Whitney begins recording her third album I'm Your Baby Tonight (1990), the relationship between her and Brown continues to blossom consistently, leading to a sexual relationship between the two. Unbeknownst to her, Brown is in a relationship with his girlfriend Kim, who had just given birth to his daughter. Just as Houston discovers this, she is left heartbroken and infuriated. Bobby later severs ties with Kim, and Whitney later manages to pull through and persevere in the already hectic relationship. Sometime later, Brown is unable to replicate the success of his album Don't Be Cruel, as his record label wants him to record a greatest hits compilation.

Whitney and Bobby continue to date for a number of years, with Brown proposing to her by late 1991, and the two are married by the summer of 1992. Around this time, Kevin Costner handpicks Houston to star in what will become her film debut The Bodyguard. Though she is initially reluctant, Bobby encourages her to proceed. While on the set of The Bodyguard, Houston suffers a miscarriage, causing her to become very sickly. Cissy visits and persuades Whitney to leave Bobby, but Whitney refuses.

Whitney struggles to keep up with fame and placate Bobby, whose career has taken a back seat to hers, as she continues to dabble with drug use after their daughter Bobbi Kristina is born. Soon after, The Bodyguard and its subsequent soundtrack becomes massively successful, leading Whitney to tour internationally for nearly two years.

The pressure continues to grow for both Whitney and Bobby, primarily Whitney, who continues to abuse drugs at the height of her stardom.
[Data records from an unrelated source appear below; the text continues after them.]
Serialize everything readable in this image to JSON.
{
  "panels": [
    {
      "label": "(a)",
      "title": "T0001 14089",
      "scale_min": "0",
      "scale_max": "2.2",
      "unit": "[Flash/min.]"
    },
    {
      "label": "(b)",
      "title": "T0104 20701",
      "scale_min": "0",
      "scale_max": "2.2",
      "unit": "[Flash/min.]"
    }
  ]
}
Bobby deals with his situation similarly after losing his childhood friend Steve in gun violence.

==Cast==

- Yaya DaCosta as Whitney Houston
- Arlen Escarpeta as Bobby Brown
- Yolonda Ross as Robyn Crawford
- Suzzanne Douglas as Cissy Houston
- Mark Rolston as Clive Davis
- Wesley Jonathan as Babyface
- Reign Morton as Eddie Murphy
- Nafessa Williams as Kim
- James A. Watson Jr. as John Houston
- Deborah Lacey as Dionne Warwick (credited as "Award Presenter")
- Cornelius Smith Jr. as Michael Houston
- Tongayi Chirisa as Gary Houston
- Billy "Sly" Williams as Pastor Marvin Winans
- Saundra McClain as Aunt Bae
- Deborah Joy Winans as CeCe Winans
- Tim Bowman Jr. as BeBe Winans
- Hampton Fluker as Steve
- Kevontay Jackson as Club/Street Gangbanger (credited as "Gangbanger")

==Critical reception==
Whitney has received mixed-to-positive reviews from critics and holds a 62% approval rating on Rotten Tomatoes. On Metacritic, which assigns a normalized rating out of 100 to reviews from mainstream critics, the film received an average score of 54%, based on 17 reviews.

Whitney received a total of 4.5 million viewers during its premiere.

==Accolades==

| Award | Category | Recipient(s) | Result | Ref. |
| Black Reel Awards | Outstanding Director, TV Movie or Limited Series | Angela Bassett | Nominated |  |
| Outstanding Actress, TV Movie or Limited Series | Yaya DaCosta | Nominated |
| Directors Guild of America Awards, USA | Outstanding Directing in Miniseries or TV Film | Angela Bassett | Nominated |  |
| Imagen Awards | Best Primetime Program: Special or Made-for-TV-Movie | Whitney | Nominated |  |
| Make-Up Artists and Hair Stylists Guild | Best Contemporary Makeup | Marietta Carter-Narcisse and Noreen Wilkie | Nominated |  |
| Best Contemporary Hair Styling | Emanuel Millar and Rhonda O'Neal | Won |
| NAACP Image Awards | Outstanding Writing in a Motion Picture, Television | Shem Bitterman | Nominated |  |

==See also==
- The Bobby Brown Story, a two-part miniseries that aired in 2018 on BET. Gabrielle Dennis portrays Houston in this miniseries.
- Whitney Houston: I Wanna Dance with Somebody, a 2022 biopic starring Naomi Ackie as Houston. Ashton Sanders portrays Brown in the film, in addition to Nafessa Williams playing Robyn Crawford.